The Greendale Mall’s challenging future may be rivaled locally only by the Quarry Square Shopping Center in Milford. The plaza has 135,000 square feet of contiguous space available after Stop & Shop, T.J. Maxx and HomeGoods all decamped for Milford Crossing, a remodeled plaza just over a mile away.

Photo | Grant Welker
The Quarry Square Shopping Center in Milford is looking to replace three anchor tenants that left for another plaza in town.

Quarry Square and plazas like it do have a few factors working in their favor, though: They’re not in areas especially reliant on adjacent office workers, densely populated neighborhoods or tourism, according to Perera and Galvin.

Notably, the area’s newest shopping centers aren’t looking particularly like the old ones, especially with their inclusion of residential or office components, and a more typical reliance on grocery stores as anchors.

In Shrewsbury, the Lakeway Commons development opened in 2017 is anchored by a Whole Foods Market and includes 250 apartments and 14 townhouses.
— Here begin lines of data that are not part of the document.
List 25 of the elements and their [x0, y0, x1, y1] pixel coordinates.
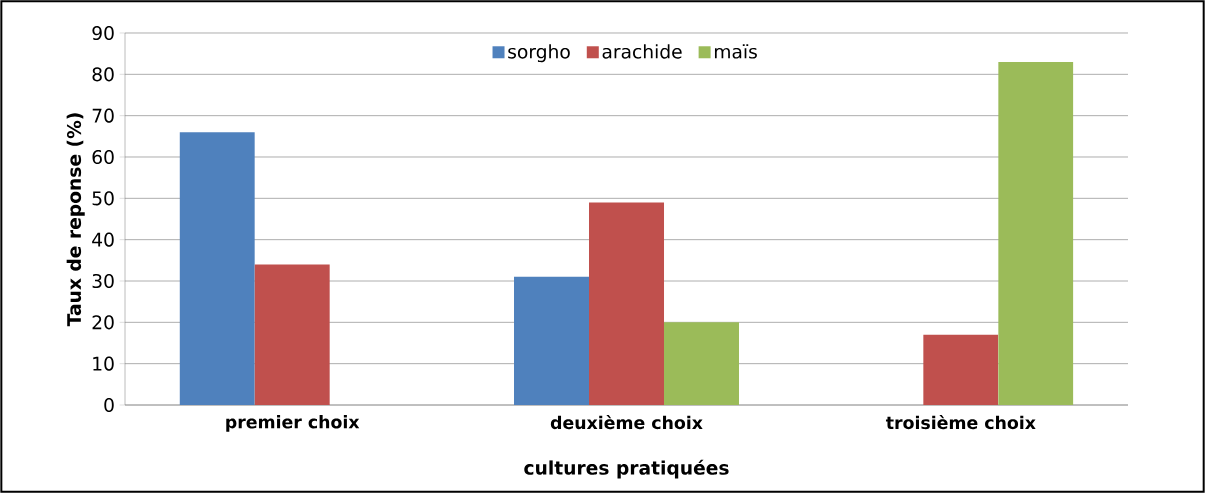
y-tick-label: 40	[92, 232, 114, 247]
bar	[589, 202, 665, 405]
bar	[254, 264, 330, 405]
legend-label: maïs	[714, 44, 757, 59]
x-tick-label: deuxième choix	[550, 415, 703, 430]
y-tick-label: 10	[93, 356, 114, 371]
y-axis-title: Taux de reponse (%)	[66, 113, 85, 327]
bar	[664, 322, 740, 405]
y-tick-label: 0	[104, 397, 114, 413]
legend-label: sorgho	[508, 44, 570, 63]
bar	[179, 132, 255, 405]
x-tick-label: premier choix	[226, 415, 360, 432]
x-tick-label: troisième choix	[885, 415, 1036, 430]
bar	[998, 61, 1074, 405]
y-tick-label: 20	[92, 315, 114, 330]
x-axis-title: cultures pratiquées	[524, 459, 729, 479]
y-tick-label: 50	[92, 191, 114, 206]
legend-label: arachide	[602, 44, 682, 59]
y-tick-label: 90	[92, 25, 114, 41]
y-tick-label: 60	[92, 149, 114, 165]
y-tick-label: 80	[92, 67, 114, 82]
y-tick-label: 30	[92, 273, 114, 289]
y-tick-label: 70	[92, 108, 114, 123]
bar	[923, 334, 999, 405]
bar	[514, 276, 590, 405]
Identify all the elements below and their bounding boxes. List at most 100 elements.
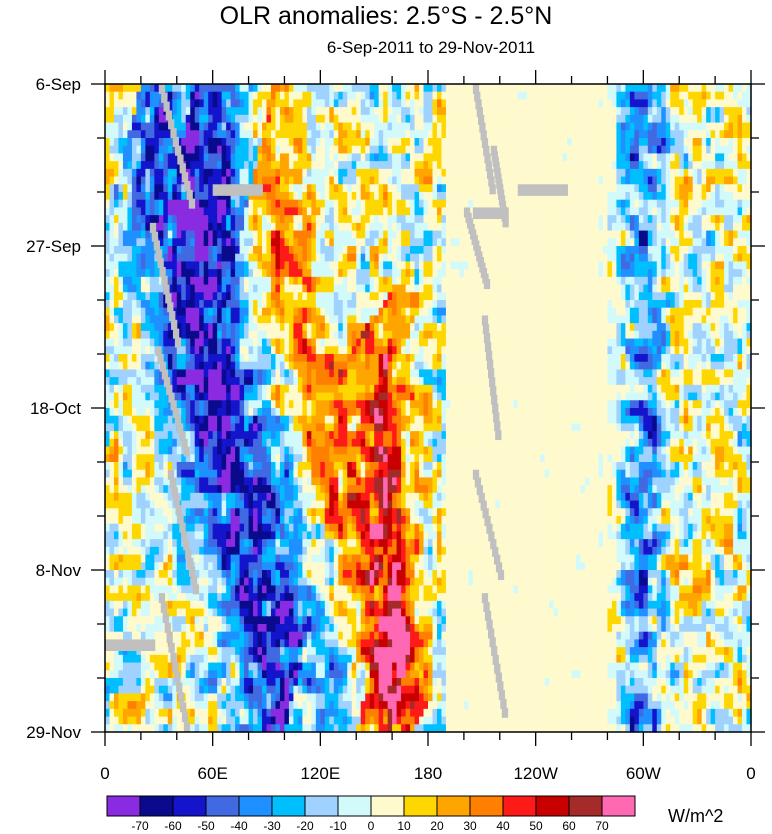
heatmap-cell — [607, 246, 613, 255]
heatmap-cell — [535, 192, 541, 201]
heatmap-cell — [468, 253, 474, 263]
heatmap-cell — [576, 307, 582, 317]
heatmap-cell — [172, 153, 178, 162]
heatmap-cell — [432, 346, 438, 355]
heatmap-cell — [674, 238, 680, 247]
heatmap-cell — [728, 292, 734, 301]
heatmap-cell — [185, 130, 191, 139]
heatmap-cell — [333, 207, 339, 216]
heatmap-cell — [266, 222, 272, 232]
heatmap-cell — [338, 300, 344, 309]
heatmap-cell — [149, 199, 155, 209]
heatmap-cell — [163, 230, 169, 239]
heatmap-cell — [360, 168, 366, 178]
heatmap-cell — [486, 222, 492, 232]
heatmap-cell — [351, 138, 357, 147]
heatmap-cell — [297, 261, 303, 270]
heatmap-cell — [585, 130, 591, 139]
heatmap-cell — [378, 122, 384, 131]
heatmap-cell — [149, 238, 155, 247]
heatmap-cell — [118, 107, 124, 116]
heatmap-cell — [351, 346, 357, 355]
heatmap-cell — [737, 207, 743, 216]
heatmap-cell — [733, 276, 739, 286]
heatmap-cell — [441, 261, 447, 270]
heatmap-cell — [378, 330, 384, 340]
heatmap-cell — [360, 292, 366, 301]
heatmap-cell — [383, 269, 389, 278]
heatmap-cell — [257, 138, 263, 147]
heatmap-cell — [226, 99, 232, 108]
heatmap-cell — [540, 215, 546, 224]
heatmap-cell — [190, 284, 196, 293]
heatmap-cell — [235, 122, 241, 131]
heatmap-cell — [396, 138, 402, 147]
heatmap-cell — [697, 161, 703, 170]
heatmap-cell — [463, 300, 469, 309]
heatmap-cell — [454, 130, 461, 139]
heatmap-cell — [158, 284, 164, 293]
heatmap-cell — [665, 323, 671, 332]
heatmap-cell — [674, 276, 680, 286]
heatmap-cell — [105, 130, 111, 139]
heatmap-cell — [149, 122, 155, 131]
heatmap-cell — [567, 238, 573, 247]
heatmap-cell — [392, 192, 398, 201]
heatmap-cell — [315, 292, 321, 301]
heatmap-cell — [490, 315, 496, 324]
heatmap-cell — [342, 184, 348, 193]
heatmap-cell — [499, 161, 505, 170]
heatmap-cell — [724, 323, 730, 332]
heatmap-cell — [593, 284, 600, 293]
heatmap-cell — [513, 276, 519, 286]
heatmap-cell — [432, 184, 438, 193]
heatmap-cell — [616, 138, 622, 147]
heatmap-cell — [477, 292, 483, 301]
heatmap-cell — [652, 84, 658, 93]
heatmap-cell — [558, 91, 564, 101]
heatmap-cell — [145, 138, 151, 147]
heatmap-cell — [602, 300, 609, 309]
heatmap-cell — [293, 323, 299, 332]
heatmap-cell — [535, 130, 541, 139]
heatmap-cell — [154, 176, 160, 185]
heatmap-cell — [428, 284, 434, 293]
heatmap-cell — [194, 338, 200, 347]
heatmap-cell — [477, 323, 483, 332]
heatmap-cell — [208, 138, 214, 147]
heatmap-cell — [481, 168, 487, 178]
heatmap-cell — [414, 300, 420, 309]
heatmap-cell — [620, 330, 626, 340]
heatmap-cell — [315, 284, 321, 293]
heatmap-cell — [419, 161, 425, 170]
heatmap-cell — [257, 91, 263, 101]
heatmap-cell — [441, 246, 447, 255]
heatmap-cell — [679, 300, 685, 309]
heatmap-cell — [589, 168, 595, 178]
heatmap-cell — [105, 192, 111, 201]
heatmap-cell — [342, 246, 348, 255]
heatmap-cell — [356, 130, 362, 139]
heatmap-cell — [414, 346, 420, 355]
heatmap-cell — [643, 230, 649, 239]
heatmap-cell — [253, 168, 259, 178]
heatmap-cell — [302, 207, 308, 216]
heatmap-cell — [598, 138, 604, 147]
heatmap-cell — [589, 315, 595, 324]
heatmap-cell — [297, 176, 303, 185]
heatmap-cell — [652, 330, 658, 340]
heatmap-cell — [293, 253, 299, 263]
heatmap-cell — [203, 153, 209, 162]
heatmap-cell — [306, 138, 312, 147]
heatmap-cell — [365, 238, 371, 247]
heatmap-cell — [423, 192, 429, 201]
heatmap-cell — [445, 153, 452, 162]
heatmap-cell — [517, 138, 523, 147]
heatmap-cell — [611, 168, 618, 178]
heatmap-cell — [360, 307, 366, 317]
heatmap-cell — [733, 230, 739, 239]
heatmap-cell — [445, 315, 452, 324]
heatmap-cell — [158, 176, 164, 185]
heatmap-cell — [428, 91, 434, 101]
heatmap-cell — [589, 307, 595, 317]
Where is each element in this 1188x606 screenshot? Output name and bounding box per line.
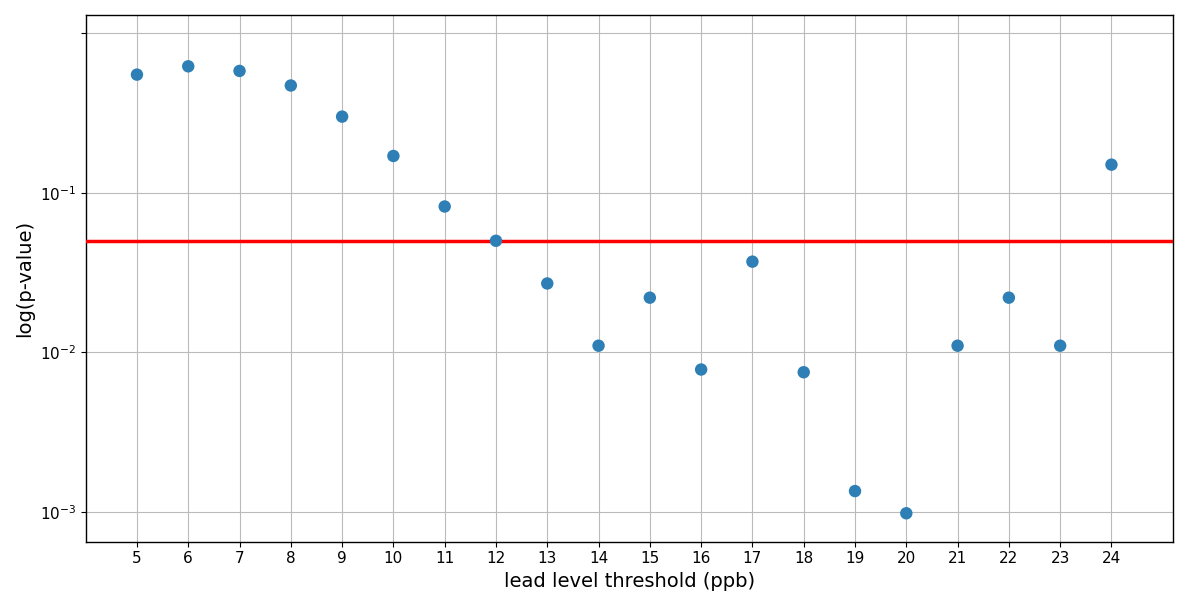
Point [384, 151, 403, 161]
Point [1050, 341, 1069, 350]
Point [435, 202, 454, 211]
Point [999, 293, 1018, 302]
Point [897, 508, 916, 518]
Point [178, 61, 197, 71]
Point [691, 365, 710, 375]
Point [486, 236, 505, 245]
Point [230, 66, 249, 76]
Point [333, 112, 352, 121]
Point [948, 341, 967, 350]
Point [589, 341, 608, 350]
Point [1102, 160, 1121, 170]
X-axis label: lead level threshold (ppb): lead level threshold (ppb) [504, 572, 754, 591]
Point [538, 279, 557, 288]
Point [282, 81, 301, 90]
Point [127, 70, 146, 79]
Point [640, 293, 659, 302]
Y-axis label: log(p-value): log(p-value) [15, 220, 34, 337]
Point [795, 367, 814, 377]
Point [742, 257, 762, 267]
Point [846, 486, 865, 496]
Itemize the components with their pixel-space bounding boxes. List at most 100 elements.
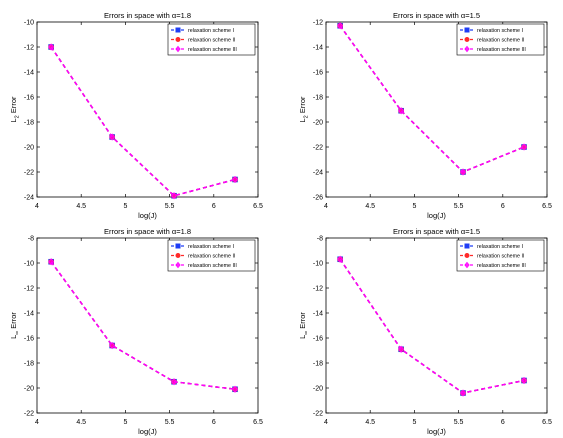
data-point: [521, 143, 527, 151]
x-tick-label: 4: [35, 419, 39, 426]
y-tick-label: -20: [313, 120, 323, 127]
y-label-rest: Error: [9, 96, 18, 115]
y-tick-label: -10: [313, 261, 323, 268]
y-tick-label: -14: [313, 311, 323, 318]
y-tick-label: -8: [317, 236, 323, 243]
series-line-2: [50, 46, 236, 197]
y-tick-label: -20: [313, 386, 323, 393]
y-tick-label: -16: [313, 70, 323, 77]
y-label-main: L: [298, 335, 307, 339]
y-tick-label: -8: [28, 236, 34, 243]
legend-label: relaxation scheme II: [188, 38, 235, 44]
x-tick-label: 6.5: [542, 203, 552, 210]
data-point: [398, 107, 405, 115]
y-label-rest: Error: [298, 312, 307, 331]
y-tick-label: -16: [24, 95, 34, 102]
y-tick-label: -20: [24, 145, 34, 152]
data-point: [109, 133, 116, 141]
x-tick-label: 4.5: [365, 419, 375, 426]
y-axis-label: L∞ Error: [9, 312, 21, 339]
y-tick-label: -14: [313, 45, 323, 52]
chart-panel-2: 4 4.5 5 5.5 6 6.5 -26 -24 -22 -20 -18 -16 -14 -12 Erro…: [298, 11, 552, 220]
y-tick-label: -18: [24, 120, 34, 127]
legend: relaxation scheme I relaxation scheme II r…: [167, 239, 256, 272]
data-point: [337, 22, 344, 30]
legend: relaxation scheme I relaxation scheme II r…: [456, 23, 545, 56]
x-tick-label: 5.5: [454, 419, 464, 426]
x-tick-label: 6.5: [253, 419, 263, 426]
axes-box: [325, 21, 548, 198]
square-marker-icon: [464, 243, 470, 249]
chart-title: Errors in space with α=1.5: [393, 11, 480, 20]
y-label-sub: ∞: [304, 331, 310, 335]
axes-box: [36, 237, 259, 414]
x-tick-label: 6.5: [253, 203, 263, 210]
axes-box: [36, 21, 259, 198]
chart-panel-1: 4 4.5 5 5.5 6 6.5 -24 -22 -20 -18 -16 -14 -12 -10 Erro…: [9, 11, 263, 220]
y-label-main: L: [9, 335, 18, 339]
chart-title: Errors in space with α=1.8: [104, 11, 191, 20]
y-tick-label: -24: [313, 170, 323, 177]
x-tick-label: 6: [501, 203, 505, 210]
y-tick-label: -20: [24, 386, 34, 393]
legend-label: relaxation scheme II: [188, 254, 235, 260]
data-point: [337, 255, 344, 263]
y-label-rest: Error: [298, 96, 307, 115]
x-tick-label: 6: [501, 419, 505, 426]
x-tick-label: 4: [324, 203, 328, 210]
legend-label: relaxation scheme III: [477, 47, 526, 53]
circle-marker-icon: [464, 253, 470, 258]
y-label-sub: ∞: [15, 331, 21, 335]
data-point: [48, 258, 55, 266]
x-tick-label: 4.5: [365, 203, 375, 210]
series-line-1: [50, 261, 236, 390]
y-tick-label: -10: [24, 20, 34, 27]
x-axis-label: log(J): [138, 427, 157, 436]
chart-title: Errors in space with α=1.5: [393, 227, 480, 236]
y-tick-label: -14: [24, 311, 34, 318]
y-tick-label: -22: [313, 411, 323, 418]
y-tick-label: -12: [313, 286, 323, 293]
legend-label: relaxation scheme III: [477, 263, 526, 269]
chart-title: Errors in space with α=1.8: [104, 227, 191, 236]
diamond-marker-icon: [175, 261, 181, 269]
x-axis-label: log(J): [138, 211, 157, 220]
y-label-main: L: [298, 118, 307, 122]
axes-box: [325, 237, 548, 414]
legend-label: relaxation scheme I: [477, 28, 523, 34]
x-tick-label: 5: [412, 203, 416, 210]
data-point: [460, 168, 466, 176]
y-axis-label: L2 Error: [298, 96, 310, 122]
x-tick-label: 5: [123, 419, 127, 426]
diamond-marker-icon: [464, 261, 470, 269]
chart-panel-3: 4 4.5 5 5.5 6 6.5 -22 -20 -18 -16 -14 -12 -10 -8 Error…: [9, 227, 263, 436]
square-marker-icon: [464, 27, 470, 33]
x-tick-label: 6.5: [542, 419, 552, 426]
x-tick-label: 6: [212, 419, 216, 426]
series-line-2: [50, 261, 236, 390]
square-marker-icon: [175, 243, 181, 249]
legend-label: relaxation scheme I: [188, 244, 234, 250]
x-tick-label: 5: [412, 419, 416, 426]
x-tick-label: 4: [35, 203, 39, 210]
y-tick-label: -22: [24, 411, 34, 418]
legend-label: relaxation scheme III: [188, 47, 237, 53]
y-tick-label: -12: [313, 20, 323, 27]
legend-label: relaxation scheme II: [477, 38, 524, 44]
series-line-3: [339, 25, 525, 173]
diamond-marker-icon: [464, 45, 470, 53]
y-tick-label: -22: [313, 145, 323, 152]
y-tick-label: -18: [313, 361, 323, 368]
y-tick-label: -10: [24, 261, 34, 268]
data-point: [521, 376, 527, 385]
x-tick-label: 4: [324, 419, 328, 426]
y-label-sub: 2: [304, 115, 310, 118]
y-axis-label: L2 Error: [9, 96, 21, 122]
y-tick-label: -22: [24, 170, 34, 177]
y-tick-label: -12: [24, 45, 34, 52]
series-line-3: [339, 258, 525, 394]
y-label-rest: Error: [9, 312, 18, 331]
series-line-2: [339, 258, 525, 394]
y-tick-label: -18: [313, 95, 323, 102]
x-tick-label: 4.5: [76, 419, 86, 426]
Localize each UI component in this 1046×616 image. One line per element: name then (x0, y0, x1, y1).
So will Edgemere Crossing at Flint Pond, a Market Basket-anchored redevelopment of the former drive-in movie theater site of the same name on Route 20 in Shrewsbury. That project is slated to have 250 apartments.

Apex Center of New England in Marlborough has two hotels, an office building and an entertainment complex. Meadow Walk in Sudbury, anchored by a Whole Foods, includes 250 apartments, 60 active-adult condominiums and a 48-unit assisted living community. In Maynard, another Market Basket-anchored development, called Maynard Crossing, includes a 180-unit apartment complex and a 143-unit senior independent living community.